Consumer Information Use and Disclaimer

  • If your symptoms or health problems do not get better or if they become worse, call your doctor.
  • Do not share your drugs with others and do not take anyone else's drugs.
  • Keep a list of all your drugs (prescription, natural products, vitamins, OTC) with you. Give this list to your doctor.
  • Talk with the doctor before starting any new drug, including prescription or OTC, natural products, or vitamins.
  • Keep all drugs in a safe place. Keep all drugs out of the reach of children and pets.
  • Check with your pharmacist about how to throw out unused drugs.
  • Some drugs may have another patient information leaflet. Check with your pharmacist. If you have any questions about this medicine, please talk with your doctor, nurse, pharmacist, or other health care provider.

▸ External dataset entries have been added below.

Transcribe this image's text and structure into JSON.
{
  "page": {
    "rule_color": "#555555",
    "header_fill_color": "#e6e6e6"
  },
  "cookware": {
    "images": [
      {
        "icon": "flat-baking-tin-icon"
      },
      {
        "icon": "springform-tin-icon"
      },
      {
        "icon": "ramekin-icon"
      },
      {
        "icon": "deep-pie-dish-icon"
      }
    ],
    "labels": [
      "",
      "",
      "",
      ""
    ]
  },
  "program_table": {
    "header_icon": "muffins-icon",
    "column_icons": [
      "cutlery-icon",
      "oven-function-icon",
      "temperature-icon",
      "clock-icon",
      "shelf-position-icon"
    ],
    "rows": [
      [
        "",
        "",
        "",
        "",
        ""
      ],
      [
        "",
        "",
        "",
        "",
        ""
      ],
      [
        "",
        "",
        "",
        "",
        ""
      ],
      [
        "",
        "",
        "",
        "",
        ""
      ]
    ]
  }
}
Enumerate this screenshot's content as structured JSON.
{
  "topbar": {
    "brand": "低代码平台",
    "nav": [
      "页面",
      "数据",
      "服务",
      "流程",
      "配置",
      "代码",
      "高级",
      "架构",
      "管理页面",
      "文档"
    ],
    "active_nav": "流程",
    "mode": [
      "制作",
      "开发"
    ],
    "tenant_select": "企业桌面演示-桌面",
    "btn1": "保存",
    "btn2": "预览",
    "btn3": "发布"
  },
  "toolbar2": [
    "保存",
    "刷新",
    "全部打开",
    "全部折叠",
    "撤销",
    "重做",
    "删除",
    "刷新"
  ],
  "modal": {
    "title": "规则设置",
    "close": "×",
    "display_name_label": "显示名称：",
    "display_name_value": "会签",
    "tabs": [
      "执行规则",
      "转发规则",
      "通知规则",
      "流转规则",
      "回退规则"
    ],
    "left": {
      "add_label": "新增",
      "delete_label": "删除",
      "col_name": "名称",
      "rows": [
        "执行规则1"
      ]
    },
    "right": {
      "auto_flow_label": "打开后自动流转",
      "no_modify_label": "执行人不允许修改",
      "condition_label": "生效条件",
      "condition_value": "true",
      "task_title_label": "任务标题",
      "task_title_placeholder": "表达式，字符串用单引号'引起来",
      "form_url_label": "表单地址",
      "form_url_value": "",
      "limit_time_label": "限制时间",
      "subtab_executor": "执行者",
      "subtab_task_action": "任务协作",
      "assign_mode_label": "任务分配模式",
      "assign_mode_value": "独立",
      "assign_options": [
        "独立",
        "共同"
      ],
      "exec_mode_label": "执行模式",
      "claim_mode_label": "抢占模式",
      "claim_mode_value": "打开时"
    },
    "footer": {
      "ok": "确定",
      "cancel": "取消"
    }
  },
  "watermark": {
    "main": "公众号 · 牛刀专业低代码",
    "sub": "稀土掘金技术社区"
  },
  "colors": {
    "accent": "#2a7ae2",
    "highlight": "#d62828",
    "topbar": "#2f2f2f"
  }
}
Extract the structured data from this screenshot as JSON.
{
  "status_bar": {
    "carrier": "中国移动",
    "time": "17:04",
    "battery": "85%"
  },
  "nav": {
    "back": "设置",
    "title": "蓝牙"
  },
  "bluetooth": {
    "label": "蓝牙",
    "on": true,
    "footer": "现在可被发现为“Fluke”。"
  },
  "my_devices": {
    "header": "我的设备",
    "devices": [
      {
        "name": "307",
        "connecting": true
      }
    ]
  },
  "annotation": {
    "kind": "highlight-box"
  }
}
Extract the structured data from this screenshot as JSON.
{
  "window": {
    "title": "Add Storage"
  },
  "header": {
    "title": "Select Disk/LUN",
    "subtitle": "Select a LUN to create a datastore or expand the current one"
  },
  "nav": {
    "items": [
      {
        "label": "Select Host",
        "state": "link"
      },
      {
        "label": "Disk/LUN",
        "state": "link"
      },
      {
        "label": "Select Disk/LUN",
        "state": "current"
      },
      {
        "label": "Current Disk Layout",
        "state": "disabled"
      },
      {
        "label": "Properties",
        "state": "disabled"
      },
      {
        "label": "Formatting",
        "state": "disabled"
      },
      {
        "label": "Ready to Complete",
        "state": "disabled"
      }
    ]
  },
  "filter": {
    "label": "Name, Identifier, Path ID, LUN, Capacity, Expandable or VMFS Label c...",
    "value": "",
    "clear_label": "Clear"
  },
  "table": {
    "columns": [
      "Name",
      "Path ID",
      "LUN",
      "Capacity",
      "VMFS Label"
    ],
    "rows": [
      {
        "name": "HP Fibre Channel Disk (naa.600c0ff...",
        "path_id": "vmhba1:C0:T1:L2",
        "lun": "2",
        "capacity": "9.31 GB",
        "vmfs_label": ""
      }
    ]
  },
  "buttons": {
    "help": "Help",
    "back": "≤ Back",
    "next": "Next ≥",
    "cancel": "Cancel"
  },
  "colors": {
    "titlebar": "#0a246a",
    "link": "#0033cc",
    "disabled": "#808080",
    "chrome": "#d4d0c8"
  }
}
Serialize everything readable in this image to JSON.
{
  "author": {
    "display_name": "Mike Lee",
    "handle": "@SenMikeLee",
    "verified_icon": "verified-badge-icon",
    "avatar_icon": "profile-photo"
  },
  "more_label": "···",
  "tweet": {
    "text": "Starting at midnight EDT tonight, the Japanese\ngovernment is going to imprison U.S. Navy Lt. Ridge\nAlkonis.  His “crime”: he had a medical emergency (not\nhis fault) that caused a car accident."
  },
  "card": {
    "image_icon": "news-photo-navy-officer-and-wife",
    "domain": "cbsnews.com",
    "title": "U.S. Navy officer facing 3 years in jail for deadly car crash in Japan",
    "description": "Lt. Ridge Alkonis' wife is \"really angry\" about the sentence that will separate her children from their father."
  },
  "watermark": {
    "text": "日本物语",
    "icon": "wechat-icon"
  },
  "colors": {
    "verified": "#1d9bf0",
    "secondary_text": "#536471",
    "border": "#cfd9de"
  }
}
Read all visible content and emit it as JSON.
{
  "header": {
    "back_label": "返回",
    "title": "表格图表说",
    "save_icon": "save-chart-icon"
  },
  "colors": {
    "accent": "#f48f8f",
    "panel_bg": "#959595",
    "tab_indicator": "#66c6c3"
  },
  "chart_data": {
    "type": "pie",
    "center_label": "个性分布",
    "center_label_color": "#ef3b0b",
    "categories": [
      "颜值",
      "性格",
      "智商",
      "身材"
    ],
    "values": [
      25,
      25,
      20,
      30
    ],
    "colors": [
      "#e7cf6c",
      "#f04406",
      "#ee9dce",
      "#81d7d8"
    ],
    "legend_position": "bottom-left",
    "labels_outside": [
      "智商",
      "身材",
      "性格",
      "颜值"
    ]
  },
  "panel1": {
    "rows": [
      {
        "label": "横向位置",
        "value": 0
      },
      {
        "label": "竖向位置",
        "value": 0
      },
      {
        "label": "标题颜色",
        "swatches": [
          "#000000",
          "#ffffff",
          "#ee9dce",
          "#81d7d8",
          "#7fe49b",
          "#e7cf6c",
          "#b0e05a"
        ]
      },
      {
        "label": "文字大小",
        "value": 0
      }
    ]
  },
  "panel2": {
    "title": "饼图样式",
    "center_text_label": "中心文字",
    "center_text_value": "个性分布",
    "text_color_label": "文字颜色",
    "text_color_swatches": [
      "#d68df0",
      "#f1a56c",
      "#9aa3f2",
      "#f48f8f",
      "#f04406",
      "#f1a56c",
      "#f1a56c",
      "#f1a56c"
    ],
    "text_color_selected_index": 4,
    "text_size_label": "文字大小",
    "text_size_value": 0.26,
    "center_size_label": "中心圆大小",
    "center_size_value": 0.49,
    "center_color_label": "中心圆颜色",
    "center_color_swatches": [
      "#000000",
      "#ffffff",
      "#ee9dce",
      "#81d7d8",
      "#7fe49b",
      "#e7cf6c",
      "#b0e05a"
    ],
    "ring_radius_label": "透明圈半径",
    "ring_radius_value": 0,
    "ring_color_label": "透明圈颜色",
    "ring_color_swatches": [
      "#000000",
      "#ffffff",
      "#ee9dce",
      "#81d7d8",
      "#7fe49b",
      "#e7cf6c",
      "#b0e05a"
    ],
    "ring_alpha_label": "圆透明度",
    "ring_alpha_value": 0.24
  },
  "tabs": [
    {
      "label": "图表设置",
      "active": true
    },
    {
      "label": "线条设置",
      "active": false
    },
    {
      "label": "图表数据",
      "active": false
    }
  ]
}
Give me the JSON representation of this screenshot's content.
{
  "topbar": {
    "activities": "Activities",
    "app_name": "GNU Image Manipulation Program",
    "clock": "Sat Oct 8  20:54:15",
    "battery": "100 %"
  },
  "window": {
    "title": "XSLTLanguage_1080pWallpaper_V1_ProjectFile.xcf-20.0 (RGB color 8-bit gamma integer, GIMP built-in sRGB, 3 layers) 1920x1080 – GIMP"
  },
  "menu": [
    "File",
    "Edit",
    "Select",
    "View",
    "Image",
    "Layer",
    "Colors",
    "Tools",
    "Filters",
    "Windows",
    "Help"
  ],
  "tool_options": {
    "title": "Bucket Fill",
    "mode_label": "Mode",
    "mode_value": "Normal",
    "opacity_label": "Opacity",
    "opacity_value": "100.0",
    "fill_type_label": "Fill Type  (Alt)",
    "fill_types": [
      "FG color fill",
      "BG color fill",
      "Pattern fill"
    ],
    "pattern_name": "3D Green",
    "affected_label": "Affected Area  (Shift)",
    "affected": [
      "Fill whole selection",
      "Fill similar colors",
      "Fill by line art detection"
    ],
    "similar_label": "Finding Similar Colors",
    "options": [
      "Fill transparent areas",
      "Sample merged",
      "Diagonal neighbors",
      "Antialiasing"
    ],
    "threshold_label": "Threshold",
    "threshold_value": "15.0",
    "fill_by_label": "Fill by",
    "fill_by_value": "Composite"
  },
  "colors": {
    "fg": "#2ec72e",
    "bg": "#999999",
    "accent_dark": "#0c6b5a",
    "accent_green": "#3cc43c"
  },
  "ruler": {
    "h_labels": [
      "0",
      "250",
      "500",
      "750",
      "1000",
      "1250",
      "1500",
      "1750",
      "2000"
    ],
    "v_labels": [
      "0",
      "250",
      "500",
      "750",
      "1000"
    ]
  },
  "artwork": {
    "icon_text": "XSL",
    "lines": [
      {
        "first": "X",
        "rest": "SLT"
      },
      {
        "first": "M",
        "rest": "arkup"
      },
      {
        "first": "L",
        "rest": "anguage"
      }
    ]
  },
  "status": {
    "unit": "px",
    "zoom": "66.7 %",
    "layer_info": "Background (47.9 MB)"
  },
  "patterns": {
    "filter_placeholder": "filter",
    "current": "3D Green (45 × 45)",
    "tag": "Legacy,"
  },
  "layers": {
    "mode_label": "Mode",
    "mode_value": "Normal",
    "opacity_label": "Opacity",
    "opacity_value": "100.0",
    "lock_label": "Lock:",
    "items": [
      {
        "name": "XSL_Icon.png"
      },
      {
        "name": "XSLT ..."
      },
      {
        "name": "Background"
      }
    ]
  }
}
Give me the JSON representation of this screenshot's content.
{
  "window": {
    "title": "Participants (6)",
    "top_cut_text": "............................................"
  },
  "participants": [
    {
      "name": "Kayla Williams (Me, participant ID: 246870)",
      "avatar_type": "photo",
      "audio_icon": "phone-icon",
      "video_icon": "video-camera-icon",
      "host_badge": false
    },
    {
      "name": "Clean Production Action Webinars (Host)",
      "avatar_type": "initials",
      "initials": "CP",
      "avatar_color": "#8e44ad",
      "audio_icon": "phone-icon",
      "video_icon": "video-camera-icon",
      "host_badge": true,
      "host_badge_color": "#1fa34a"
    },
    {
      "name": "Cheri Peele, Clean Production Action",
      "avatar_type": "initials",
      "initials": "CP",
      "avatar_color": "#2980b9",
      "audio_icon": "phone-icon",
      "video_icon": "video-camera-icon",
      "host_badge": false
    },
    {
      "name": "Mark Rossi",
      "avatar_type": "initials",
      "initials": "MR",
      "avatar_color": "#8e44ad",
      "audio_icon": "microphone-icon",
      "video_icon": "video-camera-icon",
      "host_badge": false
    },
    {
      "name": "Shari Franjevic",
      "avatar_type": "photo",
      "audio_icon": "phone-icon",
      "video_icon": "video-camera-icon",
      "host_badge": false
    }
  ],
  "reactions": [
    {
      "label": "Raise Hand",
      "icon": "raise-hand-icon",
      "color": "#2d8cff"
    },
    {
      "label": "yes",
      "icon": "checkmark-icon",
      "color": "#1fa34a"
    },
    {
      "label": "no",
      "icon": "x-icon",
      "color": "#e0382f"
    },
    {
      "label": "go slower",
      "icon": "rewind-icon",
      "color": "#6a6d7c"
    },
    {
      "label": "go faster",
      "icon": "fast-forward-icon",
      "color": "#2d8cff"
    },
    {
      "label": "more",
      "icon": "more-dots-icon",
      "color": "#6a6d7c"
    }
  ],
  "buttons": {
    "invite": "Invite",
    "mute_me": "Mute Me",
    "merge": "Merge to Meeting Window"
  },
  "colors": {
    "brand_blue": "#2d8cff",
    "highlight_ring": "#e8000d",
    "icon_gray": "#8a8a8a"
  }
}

  • If you think there has been an overdose, call your poison control center or get medical care right away. Be ready to tell or show what was taken, how much, and when it happened.

This information should not be used to decide whether or not to take daratumumab or any other medicine. Only the healthcare provider has the knowledge and training to decide which medicines are right for a specific patient. This information does not endorse any medicine as safe, effective, or approved for treating any patient or health condition. This is only a brief summary of general information about this medicine. It does NOT include all information about the possible uses, directions, warnings, precautions, interactions, adverse effects, or risks that may apply to daratumumab. This information is not specific medical advice and does not replace information you receive from the healthcare provider. You must talk with the healthcare provider for complete information about the risks and benefits of using this medicine.